Phase 3: Validation Filter
Instead of generating distributions that AVOID satisfying the rule, we:
- Sample from baseline
- Check if it satisfies the rule
- If it does (for negative) → reject and resample
- Use fallback generateNegative() after N attempts
This way the baseline can include ANYTHING, and we just filter out false negatives.
Benefits
- No side-channel: Baseline is same for all rules
- Rich diversity: 30+ patterns ensure variety
- Natural distribution: Reflects broad space of possibilities
- Harder to guess: Can’t use “what’s missing” heuristic
- Easier to maintain: Change baseline once, affects all rules
Risks & Mitigations
Risk 1: Collision rate too high
- Some rules might satisfy 50% of baseline (e.g., “contains any color”)
- Mitigation: Use retry + fallback.

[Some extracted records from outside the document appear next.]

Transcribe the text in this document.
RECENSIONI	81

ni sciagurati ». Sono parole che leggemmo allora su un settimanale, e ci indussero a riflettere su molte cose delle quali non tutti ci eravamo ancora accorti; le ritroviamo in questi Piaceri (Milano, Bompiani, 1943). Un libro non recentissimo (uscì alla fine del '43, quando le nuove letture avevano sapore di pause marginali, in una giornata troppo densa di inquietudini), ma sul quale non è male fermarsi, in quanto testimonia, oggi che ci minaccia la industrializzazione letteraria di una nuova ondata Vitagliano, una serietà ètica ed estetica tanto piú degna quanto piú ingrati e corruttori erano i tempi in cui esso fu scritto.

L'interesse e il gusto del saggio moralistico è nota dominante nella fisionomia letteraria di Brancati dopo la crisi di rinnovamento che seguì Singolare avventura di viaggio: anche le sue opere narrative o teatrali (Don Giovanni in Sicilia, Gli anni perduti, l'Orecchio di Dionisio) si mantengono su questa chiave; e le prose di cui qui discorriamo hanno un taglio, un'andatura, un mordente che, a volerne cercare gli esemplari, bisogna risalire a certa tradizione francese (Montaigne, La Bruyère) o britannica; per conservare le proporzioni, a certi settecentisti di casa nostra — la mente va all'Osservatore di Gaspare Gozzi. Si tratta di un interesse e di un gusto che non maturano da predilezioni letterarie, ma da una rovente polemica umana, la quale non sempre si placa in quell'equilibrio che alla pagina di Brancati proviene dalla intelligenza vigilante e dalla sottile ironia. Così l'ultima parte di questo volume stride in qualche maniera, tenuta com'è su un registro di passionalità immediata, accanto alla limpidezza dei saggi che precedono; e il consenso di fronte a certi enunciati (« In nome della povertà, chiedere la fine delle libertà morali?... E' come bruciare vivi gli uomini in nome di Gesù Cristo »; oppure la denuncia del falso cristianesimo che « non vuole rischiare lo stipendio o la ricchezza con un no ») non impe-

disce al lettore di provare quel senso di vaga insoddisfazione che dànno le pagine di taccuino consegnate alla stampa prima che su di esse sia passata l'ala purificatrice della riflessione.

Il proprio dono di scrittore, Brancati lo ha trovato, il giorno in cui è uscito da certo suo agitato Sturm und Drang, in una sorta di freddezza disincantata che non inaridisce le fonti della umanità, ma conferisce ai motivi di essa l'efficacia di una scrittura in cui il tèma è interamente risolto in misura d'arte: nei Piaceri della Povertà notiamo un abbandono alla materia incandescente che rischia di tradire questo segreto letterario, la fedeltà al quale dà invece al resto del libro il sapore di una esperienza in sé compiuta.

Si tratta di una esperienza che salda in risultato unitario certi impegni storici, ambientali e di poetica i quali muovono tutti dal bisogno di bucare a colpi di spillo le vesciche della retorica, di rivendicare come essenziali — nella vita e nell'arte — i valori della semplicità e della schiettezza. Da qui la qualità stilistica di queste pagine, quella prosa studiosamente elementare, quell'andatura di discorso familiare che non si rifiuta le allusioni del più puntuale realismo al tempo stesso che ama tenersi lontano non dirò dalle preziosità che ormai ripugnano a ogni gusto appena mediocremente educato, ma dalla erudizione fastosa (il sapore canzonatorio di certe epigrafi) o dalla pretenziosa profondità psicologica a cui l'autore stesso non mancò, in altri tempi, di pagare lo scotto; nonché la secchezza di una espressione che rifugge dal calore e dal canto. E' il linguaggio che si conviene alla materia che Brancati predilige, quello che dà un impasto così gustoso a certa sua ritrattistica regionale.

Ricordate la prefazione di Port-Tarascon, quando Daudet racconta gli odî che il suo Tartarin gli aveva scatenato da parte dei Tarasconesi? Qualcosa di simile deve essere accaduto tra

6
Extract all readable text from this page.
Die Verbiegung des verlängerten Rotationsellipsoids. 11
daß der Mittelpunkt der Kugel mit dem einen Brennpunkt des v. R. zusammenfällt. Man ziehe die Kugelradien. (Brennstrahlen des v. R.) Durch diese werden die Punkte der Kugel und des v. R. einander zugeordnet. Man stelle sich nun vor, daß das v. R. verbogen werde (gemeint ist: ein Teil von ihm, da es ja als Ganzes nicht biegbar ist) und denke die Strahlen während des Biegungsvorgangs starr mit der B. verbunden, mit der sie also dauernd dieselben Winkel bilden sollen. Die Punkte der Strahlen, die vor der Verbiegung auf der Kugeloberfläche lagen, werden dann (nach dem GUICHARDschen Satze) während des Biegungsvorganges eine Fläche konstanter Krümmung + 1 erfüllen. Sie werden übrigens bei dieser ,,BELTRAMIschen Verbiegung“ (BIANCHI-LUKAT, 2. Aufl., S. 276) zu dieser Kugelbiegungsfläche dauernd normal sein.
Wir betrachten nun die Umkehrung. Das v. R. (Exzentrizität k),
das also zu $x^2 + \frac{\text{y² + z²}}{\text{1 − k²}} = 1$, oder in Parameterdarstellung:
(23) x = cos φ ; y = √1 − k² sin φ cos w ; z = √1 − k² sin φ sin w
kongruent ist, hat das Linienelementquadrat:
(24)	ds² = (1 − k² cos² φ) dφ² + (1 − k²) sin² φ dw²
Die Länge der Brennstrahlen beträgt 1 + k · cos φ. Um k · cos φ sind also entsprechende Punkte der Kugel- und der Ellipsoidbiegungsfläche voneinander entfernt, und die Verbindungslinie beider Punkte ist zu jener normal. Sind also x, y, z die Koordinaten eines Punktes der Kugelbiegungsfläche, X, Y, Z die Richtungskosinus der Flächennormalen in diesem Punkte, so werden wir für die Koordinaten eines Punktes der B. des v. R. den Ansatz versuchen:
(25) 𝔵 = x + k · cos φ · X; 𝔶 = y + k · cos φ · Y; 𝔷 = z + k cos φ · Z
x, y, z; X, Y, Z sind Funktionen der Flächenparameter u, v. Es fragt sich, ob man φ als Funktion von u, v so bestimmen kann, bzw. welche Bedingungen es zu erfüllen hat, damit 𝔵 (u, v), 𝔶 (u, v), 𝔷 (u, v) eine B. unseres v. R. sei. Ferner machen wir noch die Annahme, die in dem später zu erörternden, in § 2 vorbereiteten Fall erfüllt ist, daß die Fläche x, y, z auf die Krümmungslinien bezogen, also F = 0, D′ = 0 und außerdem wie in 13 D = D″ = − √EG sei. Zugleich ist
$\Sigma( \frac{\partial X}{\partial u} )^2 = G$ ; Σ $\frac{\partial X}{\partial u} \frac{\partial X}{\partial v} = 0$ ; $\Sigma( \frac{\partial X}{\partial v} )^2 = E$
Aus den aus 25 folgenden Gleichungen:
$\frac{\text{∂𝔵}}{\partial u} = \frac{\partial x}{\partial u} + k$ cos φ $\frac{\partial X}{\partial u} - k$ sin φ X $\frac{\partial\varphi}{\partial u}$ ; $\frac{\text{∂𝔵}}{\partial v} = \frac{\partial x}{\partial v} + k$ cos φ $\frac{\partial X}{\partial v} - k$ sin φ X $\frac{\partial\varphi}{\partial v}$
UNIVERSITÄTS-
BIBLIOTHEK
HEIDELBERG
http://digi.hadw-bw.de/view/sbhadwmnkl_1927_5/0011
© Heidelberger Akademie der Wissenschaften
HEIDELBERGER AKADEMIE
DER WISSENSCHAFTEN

After 100 attempts, use generateNegative()
Risk 2: Baseline too uniform
- If everything is uniform random, no pedagogical value
- Mitigation: Include structured patterns (palindromes, exactly K, etc.)
Risk 3: Too slow
- Rejecting many samples could be slow
- Mitigation: Profile and optimize. 100 attempts at <1ms each = acceptable
Testing Plan
- Generate 1000 negatives for each rule
- Measure collision rate (how many satisfy the rule)
- Visualize distribution of patterns in negatives
- Confirm no obvious gaps or biases
- Playtest: Can humans exploit side-channels?
Implementation Steps
- Create BASELINE_DISTRIBUTION in shapes-distributions.js
- Update shapes-rules.js to use BASELINE_DISTRIBUTION for all rules
- Add optional per-rule near-miss boosters (15-30% extra weight)
- Test collision rates
- Adjust weights if needed
- Remove or minimize uniformRandom if collision rates too high for some rules
- Document final distribution in comments
Expected Outcome
Players face a rich, diverse set of negative examples that:
- Don’t telegraph the rule
- Require genuine hypothesis testing
- Include interesting near-misses organically
- Feel natural and unpredictable
This makes the game significantly harder and more intellectually engaging.